Profile Image for avantetana.
56 reviews
June 1, 2026
I have to give a five stars since I was entirely in love with the writings.
It was very challenging to read in the beginning since there is no heads-up of who was speaking to who. It was a beautiful flow. You jumped to one character to another and also the inner thoughts of this person spoken from a third person, yes, it is possible to read as a third person instead of first person. The change of character's perspectives is remarkable.

Set during the early beginning of second world war, the novel recalled the events where the Parisians who devoted their minds and lives resisting the uninvited occupiers. The women (as we may all know how de Beauvoir would depict them) were courageously participating in the resistence both openly and in disguise. This book is not only exploring the fidelty and romance but also political issues.

A small romance was present where one's love might not be returned after many years of togther. What a waste! But, that was the society constructed back then, I supposed. Freedom of choice, freedom to choose. Abortion was mentioned, and can we all appreciate the courage of de Beauvoir to mention such topics back then in the 40s?

Though the story went up and downs both for its romance and political alliance, the end of the novel was a realistic and open. I do think somehow, this is what we can get from its title. The blood that you cannot replace for others or to others.
Profile Image for callum☕️.
17 reviews
May 21, 2026
i found and stole this book from a hotel in italy. had no idea what it was about, never seen it before, just saw it was a penguin modern classic and HAD to read it. jesus christ was i pleasantly surprised. it has the same ideology as me on the topic of death, existence and love, but rapidly the book changes. the way it’s written is so unique but did get some getting used to, after the first chapter i really loved it. i recommend this to everyone
Profile Image for Charlotte Reece.
54 reviews
September 15, 2025
Incredibly moving. What starts as a tale of morals, unrequited love, and fate turns subtly into the unavoidable collective responsibility under fascism. I have never read fiction by de Beauvoir, and her surreal influences definitely seep through. Although I’m not sure why I keep doing this to myself because French literature just makes me long for Paris even more.
Profile Image for Katelyn.
44 reviews
May 22, 2026
for a writer that redefined feminism, i’m a bit surprised that helene is lowkey one of the most pathetic female characters i have encountered in a book.

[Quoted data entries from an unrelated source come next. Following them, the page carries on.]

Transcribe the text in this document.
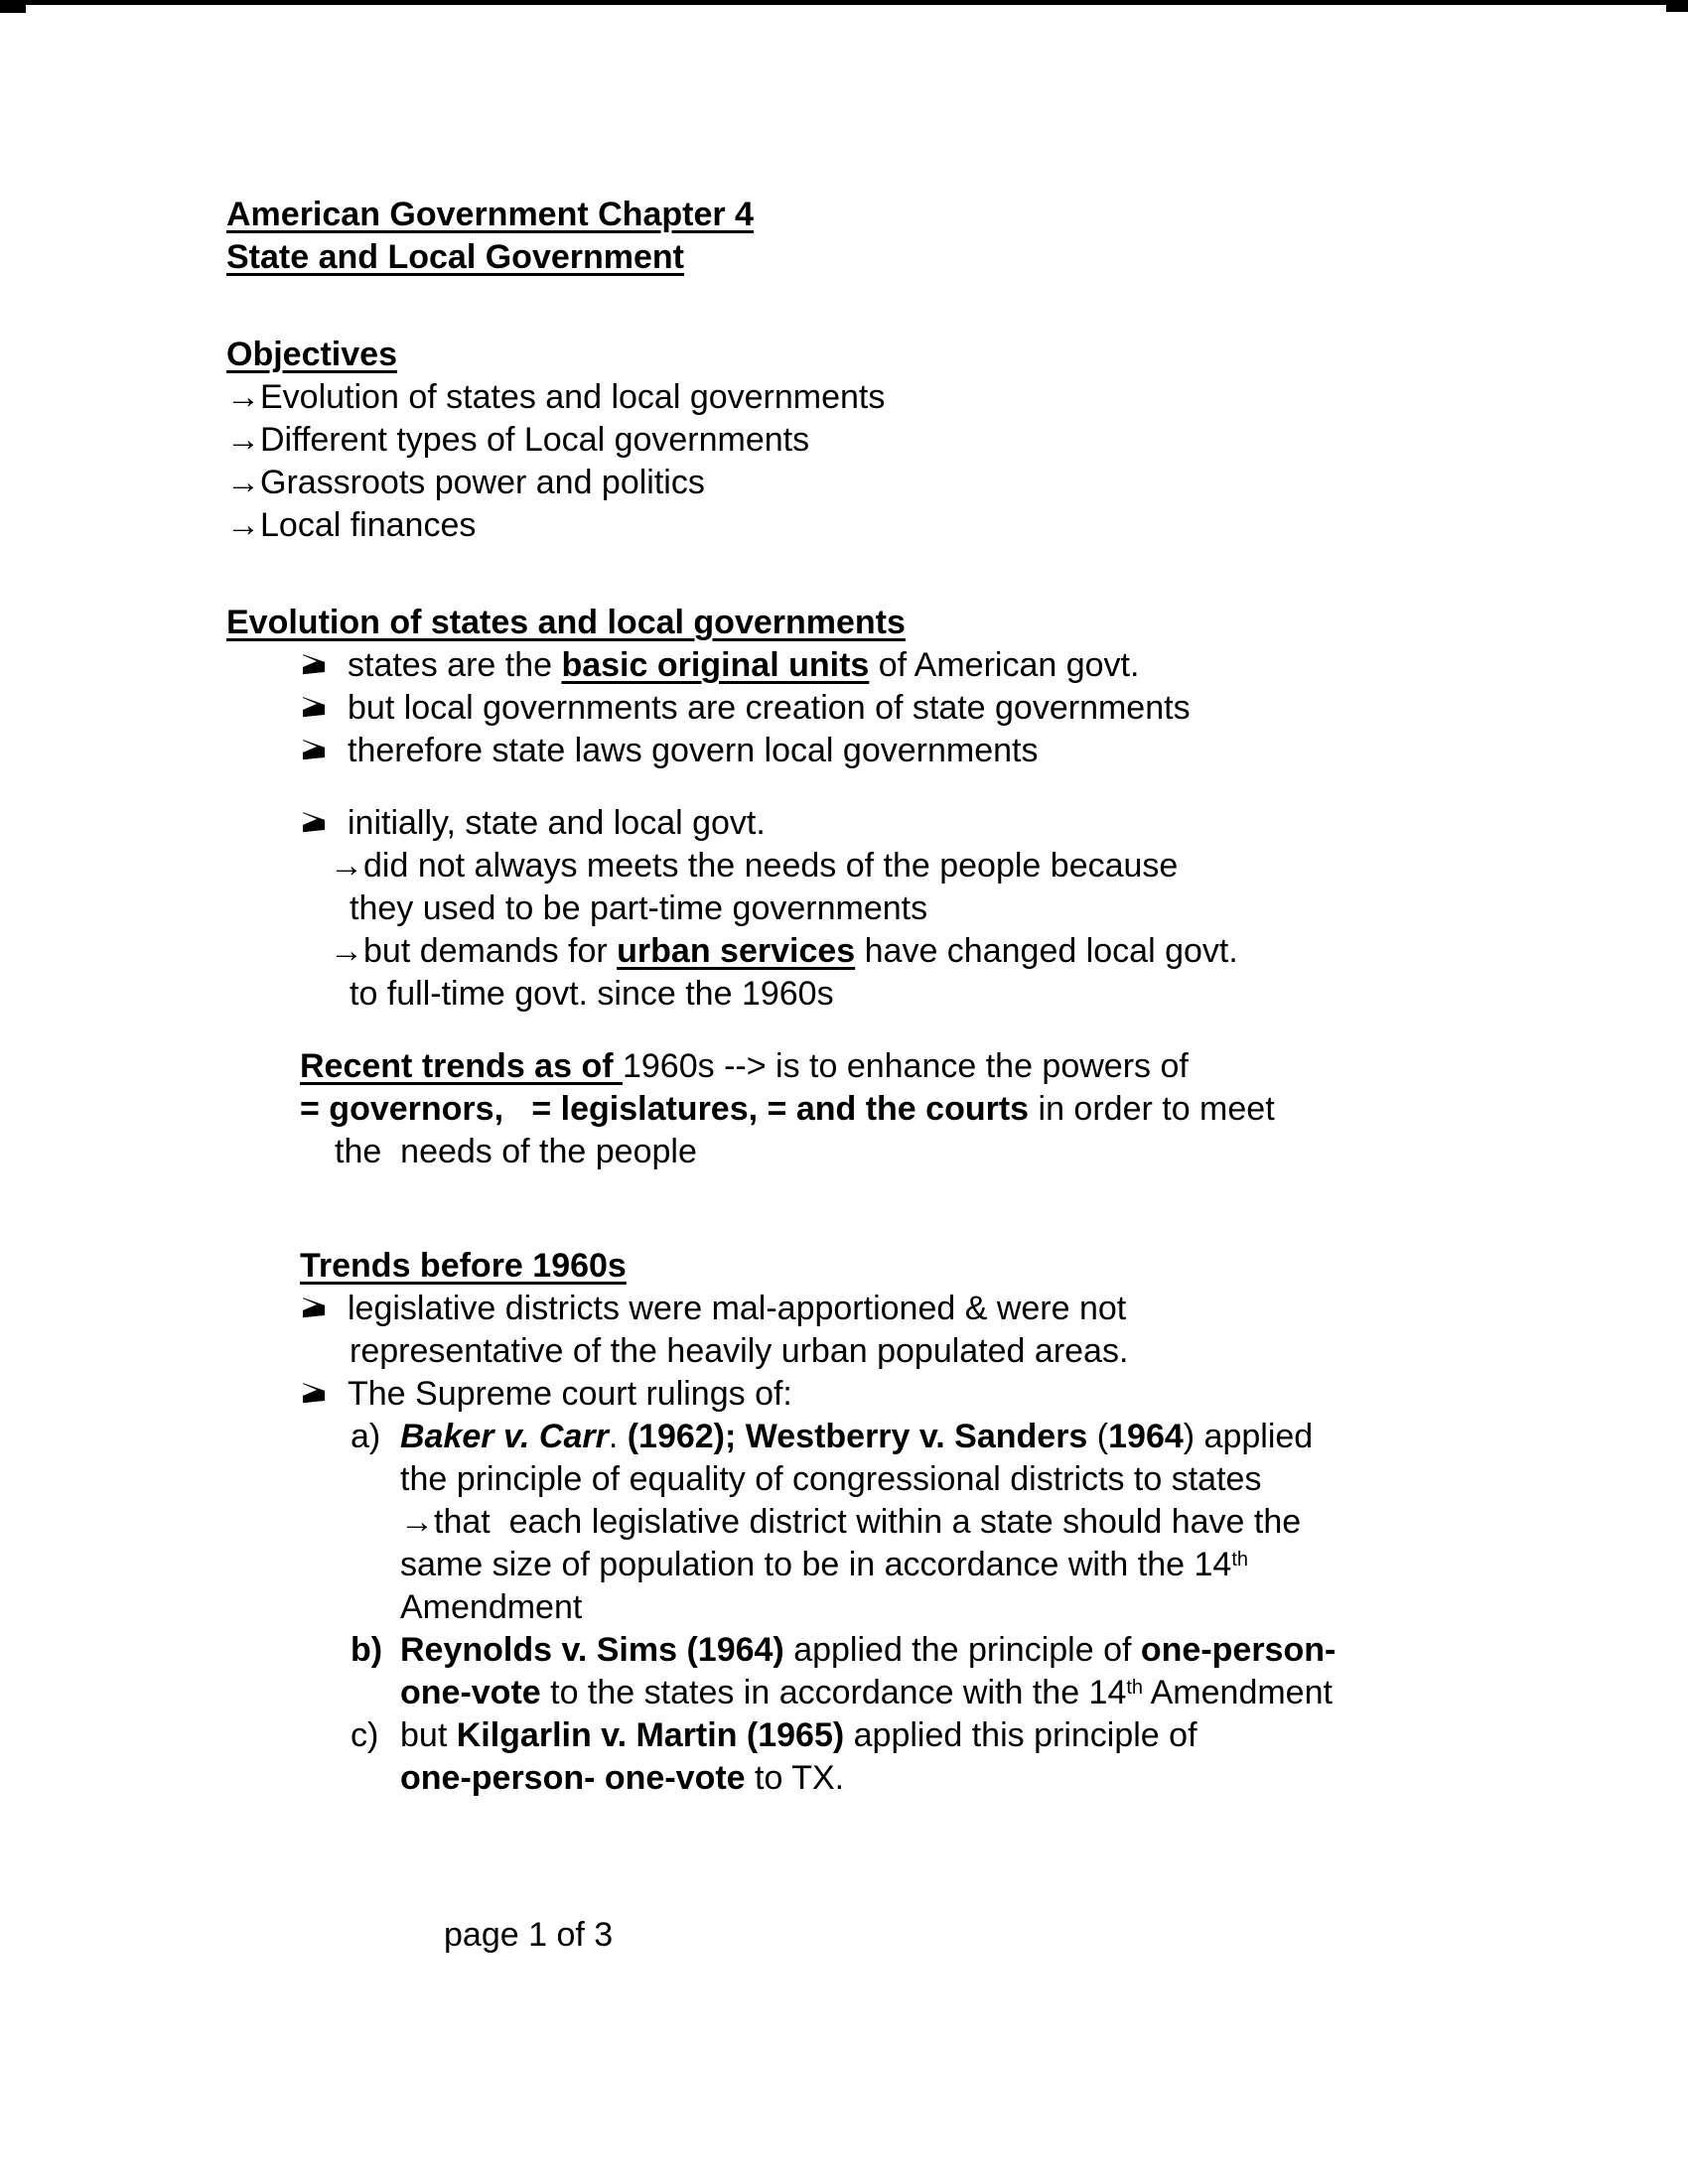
American Government Chapter 4
State and Local Government
Objectives
→Evolution of states and local governments
→Different types of Local governments
→Grassroots power and politics
→Local finances
Evolution of states and local governments
states are the basic original units of American govt.
but local governments are creation of state governments
therefore state laws govern local governments
initially, state and local govt.
→did not always meets the needs of the people because
they used to be part-time governments
→but demands for urban services have changed local govt.
to full-time govt. since the 1960s
Recent trends as of 1960s --> is to enhance the powers of
= governors,   = legislatures, = and the courts in order to meet
the  needs of the people
Trends before 1960s
legislative districts were mal-apportioned & were not
representative of the heavily urban populated areas.
The Supreme court rulings of:
a) Baker v. Carr. (1962); Westberry v. Sanders (1964) applied
the principle of equality of congressional districts to states
→that  each legislative district within a state should have the
same size of population to be in accordance with the 14th
Amendment
b) Reynolds v. Sims (1964) applied the principle of one-person-
one-vote to the states in accordance with the 14th Amendment
c) but Kilgarlin v. Martin (1965) applied this principle of
one-person- one-vote to TX.
page 1 of 3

love a story that’ll motivate me to start a revolution, and am kinda moved by the parallels between this book and the present day
Profile Image for Luisa.
1 review
November 12, 2025
Gut.
Letzte 30 Seiten nicht gelesen, weil Angst.
Jean und Paul als Love-Interests macht mich fertig!
Profile Image for Shelley.
17 reviews
February 8, 2026
3.5 For most of the story I was getting really frustrated with the main characters. Good messages throughout the entire novel!!! However, I’d say the last few chapters carried the entire book.
Profile Image for Lauri Juhani Järvinen.
36 reviews1 follower
June 21, 2025
Dove in without much expectations, and was suprised by how much I enjoyed it. Probably just a skill issue, but the narrative was a bit confusing to follow sometimes. Nonetheless, a compelling story with beautiful moments.